Integrating artificial intelligence into your information governance strategy
Integrating artificial intelligence into your information governance strategy can boost the performance of your whole organisation. Find out how to get the process started.
How can an information governance professional help their organization with integrating artificial intelligence?
Artificial intelligence seems to be the latest must-have software for all organizations regardless of industry. Now information governance (IG) professionals are integrating artificial intelligence into their organizations’ infrastructure and IG programs.
Back when the term “big data” was coined, organizations were scrambling to build data warehouses or data lakes to try to consolidate their data and achieve a competitive advantage. But they struggled to make sense of all this data, much less to base sound business decisions on it. Now, integrating artificial intelligence can sort through these mountains of data and gain insights quickly enough to react to the ever-faster market.

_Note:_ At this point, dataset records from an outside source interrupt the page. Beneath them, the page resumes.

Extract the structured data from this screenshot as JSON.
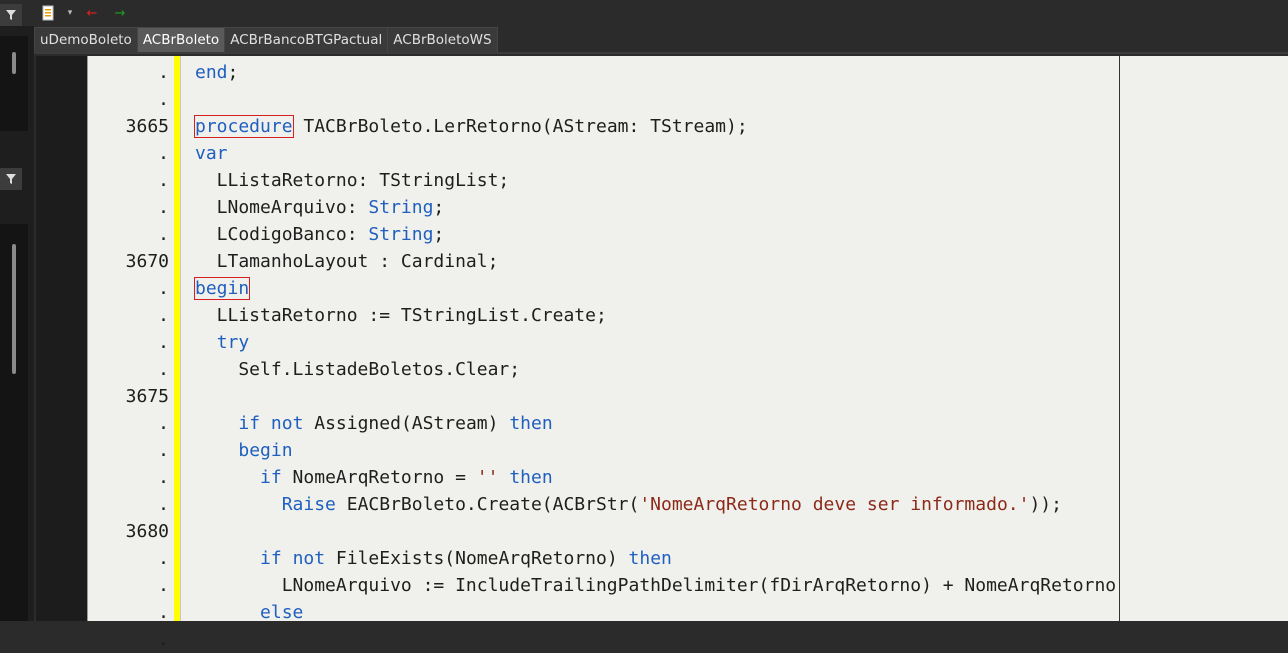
{
  "toolbar": {
    "icons": [
      "document-dropdown-icon",
      "chevron-down-icon",
      "back-arrow-icon",
      "forward-arrow-icon"
    ],
    "colors": {
      "back": "#e02020",
      "forward": "#20a020"
    }
  },
  "tabs": [
    {
      "label": "uDemoBoleto",
      "active": false
    },
    {
      "label": "ACBrBoleto",
      "active": true
    },
    {
      "label": "ACBrBancoBTGPactual",
      "active": false
    },
    {
      "label": "ACBrBoletoWS",
      "active": false
    }
  ],
  "editor": {
    "colors": {
      "keyword": "#1f5fbf",
      "string": "#8b2a1a",
      "text": "#1e1e1e",
      "background": "#f0f0ec",
      "modified_bar": "#ffff00",
      "bracket_highlight": "#d42020"
    },
    "gutter": [
      ".",
      ".",
      "3665",
      ".",
      ".",
      ".",
      ".",
      "3670",
      ".",
      ".",
      ".",
      ".",
      "3675",
      ".",
      ".",
      ".",
      ".",
      "3680",
      ".",
      ".",
      ".",
      "."
    ],
    "lines": [
      [
        {
          "t": "end",
          "k": "kw"
        },
        {
          "t": ";"
        }
      ],
      [],
      [
        {
          "t": "procedure",
          "k": "kw",
          "box": true
        },
        {
          "t": " TACBrBoleto.LerRetorno(AStream: TStream);"
        }
      ],
      [
        {
          "t": "var",
          "k": "kw"
        }
      ],
      [
        {
          "t": "  LListaRetorno: TStringList;"
        }
      ],
      [
        {
          "t": "  LNomeArquivo: "
        },
        {
          "t": "String",
          "k": "kw"
        },
        {
          "t": ";"
        }
      ],
      [
        {
          "t": "  LCodigoBanco: "
        },
        {
          "t": "String",
          "k": "kw"
        },
        {
          "t": ";"
        }
      ],
      [
        {
          "t": "  LTamanhoLayout : Cardinal;"
        }
      ],
      [
        {
          "t": "begin",
          "k": "kw",
          "box": true
        }
      ],
      [
        {
          "t": "  LListaRetorno := TStringList.Create;"
        }
      ],
      [
        {
          "t": "  "
        },
        {
          "t": "try",
          "k": "kw"
        }
      ],
      [
        {
          "t": "    Self.ListadeBoletos.Clear;"
        }
      ],
      [],
      [
        {
          "t": "    "
        },
        {
          "t": "if",
          "k": "kw"
        },
        {
          "t": " "
        },
        {
          "t": "not",
          "k": "kw"
        },
        {
          "t": " Assigned(AStream) "
        },
        {
          "t": "then",
          "k": "kw"
        }
      ],
      [
        {
          "t": "    "
        },
        {
          "t": "begin",
          "k": "kw"
        }
      ],
      [
        {
          "t": "      "
        },
        {
          "t": "if",
          "k": "kw"
        },
        {
          "t": " NomeArqRetorno = "
        },
        {
          "t": "''",
          "k": "str"
        },
        {
          "t": " "
        },
        {
          "t": "then",
          "k": "kw"
        }
      ],
      [
        {
          "t": "        "
        },
        {
          "t": "Raise",
          "k": "kw"
        },
        {
          "t": " EACBrBoleto.Create(ACBrStr("
        },
        {
          "t": "'NomeArqRetorno deve ser informado.'",
          "k": "str"
        },
        {
          "t": "));"
        }
      ],
      [],
      [
        {
          "t": "      "
        },
        {
          "t": "if",
          "k": "kw"
        },
        {
          "t": " "
        },
        {
          "t": "not",
          "k": "kw"
        },
        {
          "t": " FileExists(NomeArqRetorno) "
        },
        {
          "t": "then",
          "k": "kw"
        }
      ],
      [
        {
          "t": "        LNomeArquivo := IncludeTrailingPathDelimiter(fDirArqRetorno) + NomeArqRetorno"
        }
      ],
      [
        {
          "t": "      "
        },
        {
          "t": "else",
          "k": "kw"
        }
      ],
      []
    ]
  }
}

So how can an IG professional help integrate AI? They can start by making the AI project team’s life easier. A 2016 CrowdFlower Big Data Scientist Survey found that typical data scientists spend 19% of their time collecting the right data sets and 60% of their time cleaning and organizing data. They do all this before designing a single algorithm. Unsurprisingly, these two activities are the least enjoyable parts of a data scientist’s day. Thankfully, these are just the types of activities an IG professional can assist with.
A mainstay of any IG program is a comprehensive data map. This data map differs from what an information technology team uses to plot out the infrastructure for an organization. An information governance data map contains information on the nature of the data and its location within the infrastructure system; a data map gives the project team a listing for all of the data sets within the infrastructure and for their locations.

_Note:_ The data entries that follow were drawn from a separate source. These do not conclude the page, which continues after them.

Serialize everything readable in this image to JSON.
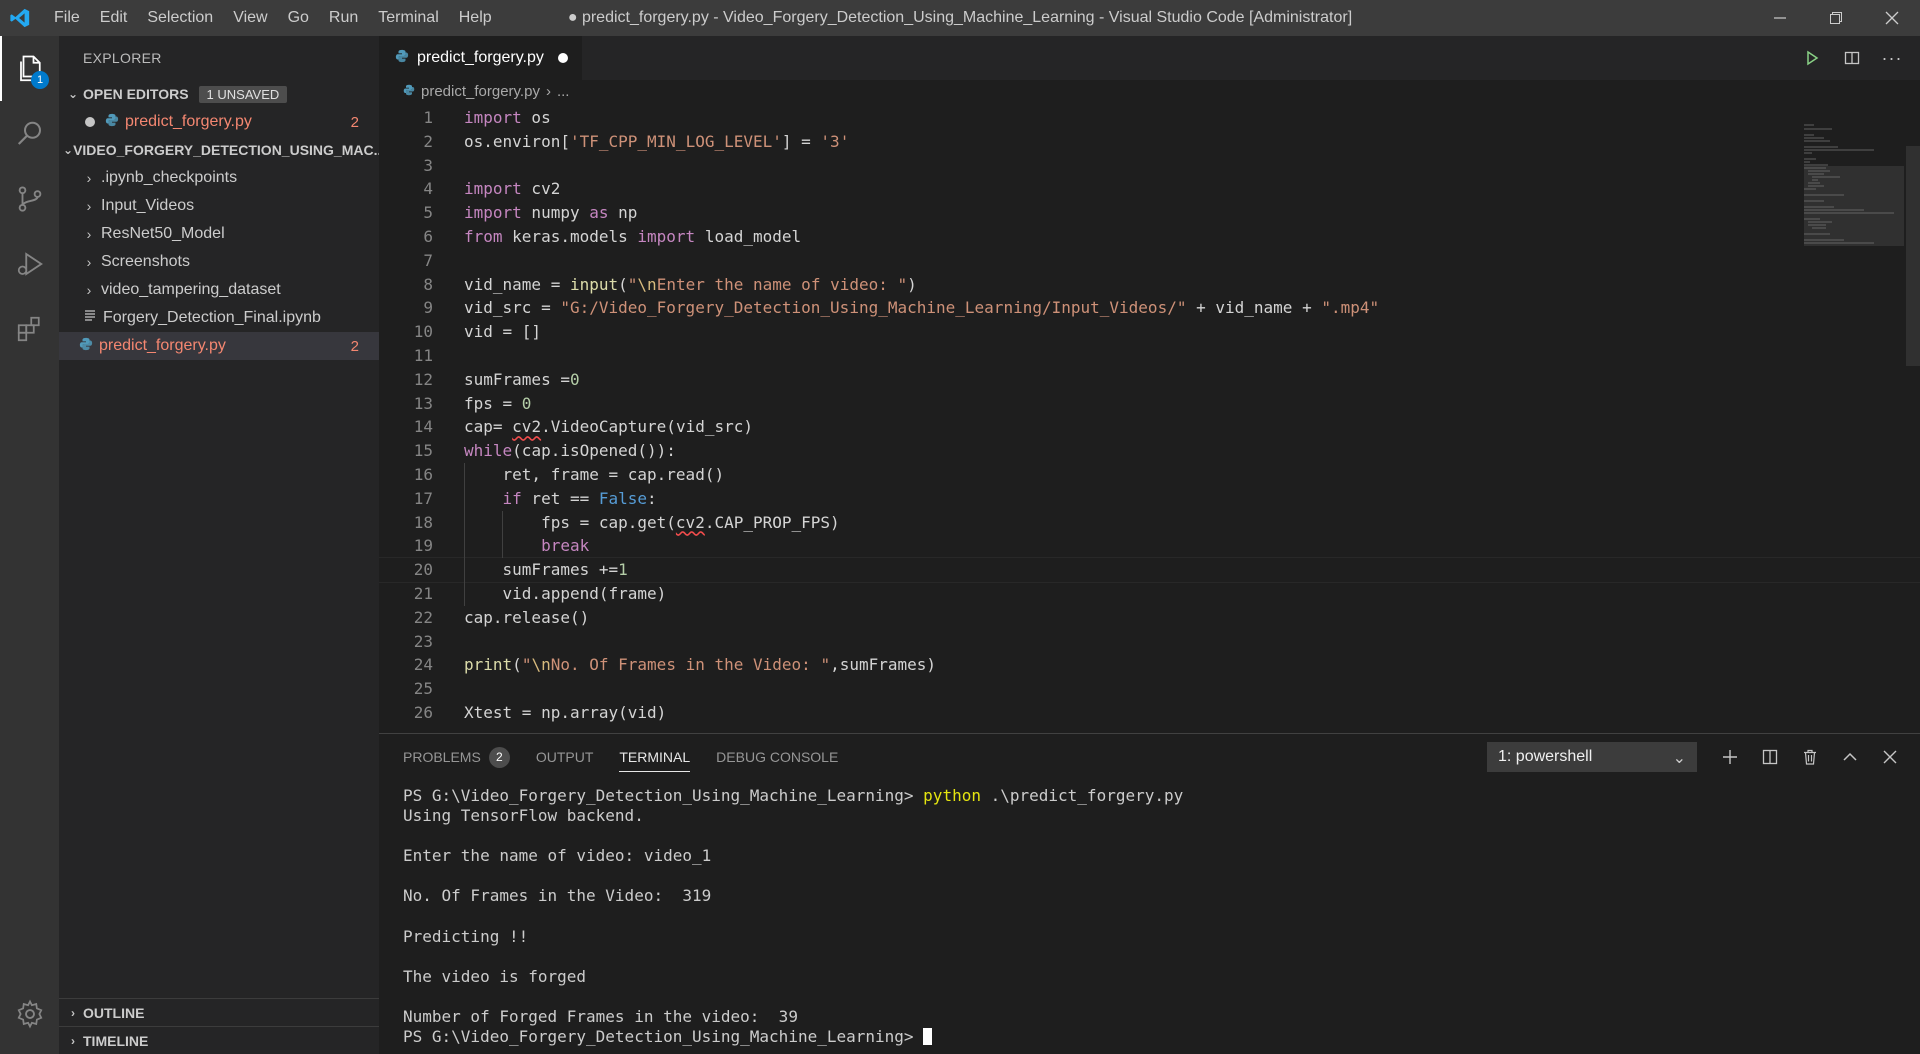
{
  "window": {
    "title": "● predict_forgery.py - Video_Forgery_Detection_Using_Machine_Learning - Visual Studio Code [Administrator]"
  },
  "menu": [
    "File",
    "Edit",
    "Selection",
    "View",
    "Go",
    "Run",
    "Terminal",
    "Help"
  ],
  "activity": {
    "explorer_badge": "1"
  },
  "sidebar": {
    "title": "EXPLORER",
    "open_editors": {
      "label": "OPEN EDITORS",
      "badge": "1 UNSAVED",
      "files": [
        {
          "name": "predict_forgery.py",
          "problems": "2"
        }
      ]
    },
    "folder": {
      "label": "VIDEO_FORGERY_DETECTION_USING_MAC...",
      "items": [
        {
          "name": ".ipynb_checkpoints",
          "type": "folder"
        },
        {
          "name": "Input_Videos",
          "type": "folder"
        },
        {
          "name": "ResNet50_Model",
          "type": "folder"
        },
        {
          "name": "Screenshots",
          "type": "folder"
        },
        {
          "name": "video_tampering_dataset",
          "type": "folder"
        },
        {
          "name": "Forgery_Detection_Final.ipynb",
          "type": "file"
        },
        {
          "name": "predict_forgery.py",
          "type": "python",
          "problems": "2"
        }
      ]
    },
    "outline_label": "OUTLINE",
    "timeline_label": "TIMELINE"
  },
  "editor": {
    "tab_label": "predict_forgery.py",
    "breadcrumb": {
      "file": "predict_forgery.py",
      "rest": "..."
    }
  },
  "code_lines": [
    [
      [
        "k",
        "import"
      ],
      [
        "p",
        " os"
      ]
    ],
    [
      [
        "p",
        "os.environ["
      ],
      [
        "s",
        "'TF_CPP_MIN_LOG_LEVEL'"
      ],
      [
        "p",
        "] = "
      ],
      [
        "s",
        "'3'"
      ]
    ],
    [],
    [
      [
        "k",
        "import"
      ],
      [
        "p",
        " cv2"
      ]
    ],
    [
      [
        "k",
        "import"
      ],
      [
        "p",
        " numpy "
      ],
      [
        "k",
        "as"
      ],
      [
        "p",
        " np"
      ]
    ],
    [
      [
        "k",
        "from"
      ],
      [
        "p",
        " keras.models "
      ],
      [
        "k",
        "import"
      ],
      [
        "p",
        " load_model"
      ]
    ],
    [],
    [
      [
        "p",
        "vid_name = "
      ],
      [
        "f",
        "input"
      ],
      [
        "p",
        "("
      ],
      [
        "s",
        "\""
      ],
      [
        "e",
        "\\n"
      ],
      [
        "s",
        "Enter the name of video: \""
      ],
      [
        "p",
        ")"
      ]
    ],
    [
      [
        "p",
        "vid_src = "
      ],
      [
        "s",
        "\"G:/Video_Forgery_Detection_Using_Machine_Learning/Input_Videos/\""
      ],
      [
        "p",
        " + vid_name + "
      ],
      [
        "s",
        "\".mp4\""
      ]
    ],
    [
      [
        "p",
        "vid = []"
      ]
    ],
    [],
    [
      [
        "p",
        "sumFrames ="
      ],
      [
        "n",
        "0"
      ]
    ],
    [
      [
        "p",
        "fps = "
      ],
      [
        "n",
        "0"
      ]
    ],
    [
      [
        "p",
        "cap= "
      ],
      [
        "q",
        "cv2"
      ],
      [
        "p",
        ".VideoCapture(vid_src)"
      ]
    ],
    [
      [
        "k",
        "while"
      ],
      [
        "p",
        "(cap.isOpened()):"
      ]
    ],
    [
      [
        "p",
        "    ret, frame = cap.read()"
      ]
    ],
    [
      [
        "p",
        "    "
      ],
      [
        "k",
        "if"
      ],
      [
        "p",
        " ret == "
      ],
      [
        "b",
        "False"
      ],
      [
        "p",
        ":"
      ]
    ],
    [
      [
        "p",
        "        fps = cap.get("
      ],
      [
        "q",
        "cv2"
      ],
      [
        "p",
        ".CAP_PROP_FPS)"
      ]
    ],
    [
      [
        "p",
        "        "
      ],
      [
        "k",
        "break"
      ]
    ],
    [
      [
        "p",
        "    sumFrames +="
      ],
      [
        "n",
        "1"
      ]
    ],
    [
      [
        "p",
        "    vid.append(frame)"
      ]
    ],
    [
      [
        "p",
        "cap.release()"
      ]
    ],
    [],
    [
      [
        "f",
        "print"
      ],
      [
        "p",
        "("
      ],
      [
        "s",
        "\""
      ],
      [
        "e",
        "\\n"
      ],
      [
        "s",
        "No. Of Frames in the Video: \""
      ],
      [
        "p",
        ",sumFrames)"
      ]
    ],
    [],
    [
      [
        "p",
        "Xtest = np.array(vid)"
      ]
    ]
  ],
  "panel": {
    "tabs": [
      {
        "label": "PROBLEMS",
        "badge": "2"
      },
      {
        "label": "OUTPUT"
      },
      {
        "label": "TERMINAL",
        "active": true
      },
      {
        "label": "DEBUG CONSOLE"
      }
    ],
    "terminal_select": "1: powershell"
  },
  "terminal": {
    "prompt": "PS G:\\Video_Forgery_Detection_Using_Machine_Learning> ",
    "command": "python",
    "command_args": " .\\predict_forgery.py",
    "lines": [
      "Using TensorFlow backend.",
      "",
      "Enter the name of video: video_1",
      "",
      "No. Of Frames in the Video:  319",
      "",
      "Predicting !!",
      "",
      "The video is forged",
      "",
      "Number of Forged Frames in the video:  39"
    ],
    "final_prompt": "PS G:\\Video_Forgery_Detection_Using_Machine_Learning> "
  },
  "colors": {
    "accent": "#007acc",
    "keyword": "#c586c0",
    "string": "#ce9178",
    "number": "#b5cea8",
    "error": "#f48771"
  }
}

The main challenge of an information governance data map is maintenance. A benefit of artificial intelligence systems is that they can be configured to assist in this task as well. These systems can regularly post reports of new data sets to prompt the humans monitoring them to update the data map as needed.
As mentioned, data scientists currently spend the bulk of their time cleaning and organizing their data. Fortunately, this task is the whole point of an IG program. Eliminating duplicates, disposing of old data and properly categorizing data sets are the program’s primary functions. This normal, everyday IG role becomes even more vital when an organization is attempting to integrate artificial intelligence.
Clean, clearly identified data sets are a major goal of any artificial intelligence program, but this goal is only half the battle. The second half lies within the algorithm driving the entire system. Algorithms are designed by humans and, unfortunately, humans can be biased toward a desired outcome. This well-known problem can be magnified when a poorly written algorithm functions at the speed with which artificial intelligence makes decisions — a business error can quickly become catastrophic.
Information governance plays a more passive but equally critical role here as well. IG is all about maintaining and distributing trusted data, so in this case, IG’s goal is to maintain a complete description of an algorithm’s function. At a minimum, the design documentation for artificial intelligence algorithms should be part of the record retention schedule, although it’s better to make it a separate document set for easier identification. The reason is that a high level of detail is required from organizations that currently fall under GDPR regulatory authority.
Information governance will be more necessary than ever in a world powered by AI. These systems are already faster than any human at performing a variety of mundane tasks. There are many ways these systems can help an organization if carefully configured from the beginning. Doing so demands the efforts of a motivated information governance team.